SELECT * FROM domains_whois WHERE admin_email LIKE '%@nttec.com';

Table 12-19 lists the truncated results of this query, showing only some of the columns. As you can see, Jim Watkins owns all of the domains listed in the results.

At the time of writing, the domain 5ch.net loaded a Japanese-language site called 5channel. When I loaded 2ch.net, it failed with a “connection timed out” error from Cloudflare, and when I loaded bbspink.com, I got an “access denied” error from Cloudflare saying that the site blocks connections from the US. I connected to a VPN in Europe and tried again; this time, it redirected to 5ch.net.

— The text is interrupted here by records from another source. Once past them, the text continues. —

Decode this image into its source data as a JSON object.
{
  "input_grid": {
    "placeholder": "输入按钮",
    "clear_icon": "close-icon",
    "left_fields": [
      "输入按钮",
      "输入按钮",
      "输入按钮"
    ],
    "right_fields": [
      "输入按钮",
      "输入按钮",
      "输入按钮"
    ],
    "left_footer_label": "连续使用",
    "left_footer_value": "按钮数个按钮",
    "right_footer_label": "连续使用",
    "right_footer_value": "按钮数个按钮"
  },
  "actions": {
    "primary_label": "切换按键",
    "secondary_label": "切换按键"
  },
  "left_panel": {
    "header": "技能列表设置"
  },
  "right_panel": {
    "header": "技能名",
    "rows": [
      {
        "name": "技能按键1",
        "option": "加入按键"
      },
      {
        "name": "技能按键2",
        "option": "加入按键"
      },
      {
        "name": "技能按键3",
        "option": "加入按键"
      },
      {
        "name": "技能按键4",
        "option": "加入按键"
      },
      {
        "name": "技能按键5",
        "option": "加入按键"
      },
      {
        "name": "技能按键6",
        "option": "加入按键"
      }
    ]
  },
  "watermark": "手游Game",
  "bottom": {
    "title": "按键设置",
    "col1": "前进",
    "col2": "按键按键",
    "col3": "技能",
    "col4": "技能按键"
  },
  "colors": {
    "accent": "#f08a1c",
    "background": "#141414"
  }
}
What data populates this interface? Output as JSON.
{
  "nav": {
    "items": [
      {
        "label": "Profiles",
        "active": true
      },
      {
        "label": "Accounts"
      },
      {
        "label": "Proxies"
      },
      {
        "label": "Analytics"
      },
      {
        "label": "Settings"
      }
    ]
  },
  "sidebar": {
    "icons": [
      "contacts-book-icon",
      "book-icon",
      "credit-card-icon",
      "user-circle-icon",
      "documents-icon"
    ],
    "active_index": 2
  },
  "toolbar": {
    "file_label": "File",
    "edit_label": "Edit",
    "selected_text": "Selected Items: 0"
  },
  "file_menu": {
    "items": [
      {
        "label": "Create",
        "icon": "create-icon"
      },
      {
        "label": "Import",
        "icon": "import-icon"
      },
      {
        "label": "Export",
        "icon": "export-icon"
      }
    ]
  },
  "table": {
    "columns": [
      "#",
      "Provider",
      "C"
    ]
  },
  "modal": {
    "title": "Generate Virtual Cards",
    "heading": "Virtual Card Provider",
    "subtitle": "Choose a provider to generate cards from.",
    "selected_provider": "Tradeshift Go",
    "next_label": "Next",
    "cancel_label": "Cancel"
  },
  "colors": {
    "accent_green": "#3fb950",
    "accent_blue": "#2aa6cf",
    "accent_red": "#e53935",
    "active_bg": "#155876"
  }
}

If you’d like, you can try the same steps yourself.

Table 12-19: Other Domains Owned by Jim Watkins from the epikfail_intrust Database

`id`	`domain`	`date_update`	`admin_org`	`admin_name`	`admin_email`
8615894	8CH.NET	2019-10-13 01:27:05	Loki Technology, Incorporated	Jim Watkins	domains@nttec.com
8615904	8CHAN.CO	2019-10-13 01:27:06	Loki Technology, Incorporated	Jim Watkins	domains@nttec.com
8615944	5CH.NET	2019-10-13 01:27:07	Loki Technology, Incorporated	Jim Watkins	domains@nttec.com
8615984	2CH.NET	2019-10-13 01:27:08	Loki Technology, Incorporated	Jim Watkins	domains@nttec.com
8616004	BBSPINK.COM	2019-10-13 01:27:09	Loki Technology, Incorporated	Jim Watkins	domains@nttec.com

As you explore more databases, you’ll discover that writing SQL queries to find what you’re looking for takes some trial and error. Sometimes the results from one query will inform what you should search for next—as you’ve seen, I used the email that Watkins registered 8chan.co with to find his other domains, for example. When you don’t find what you’re looking for, tweak your queries to make them more broad, or search a different field that might give you similar information.

Summary¶

In this chapter, you’ve learned how to run your own MySQL server on your computer using Docker containers. You took a crash course in SQL, the language used to communicate with SQL servers, and were introduced to Epik, the online service provider for right-wing extremists and American terrorists who have committed mass murder. Finally, you downloaded a MySQL database backup from the 2021 Epik Fail dataset, imported it into your own local MySQL server, and ran SQL queries to begin investigating it yourself.

This marks the conclusion of Part IV, which has given you the foundational tools and techniques to explore almost any dataset you can get your hands on. Part V, the final two chapters of the book, doesn’t include any exercises. Instead, it describes real data-driven investigations I’ve worked on in the past, shows you what code I wrote and why, and explains exactly how I used the skills I’ve taught you throughout this book to find revelations. I hope you’ll use these case studies as inspiration for your own future data-driven investigations.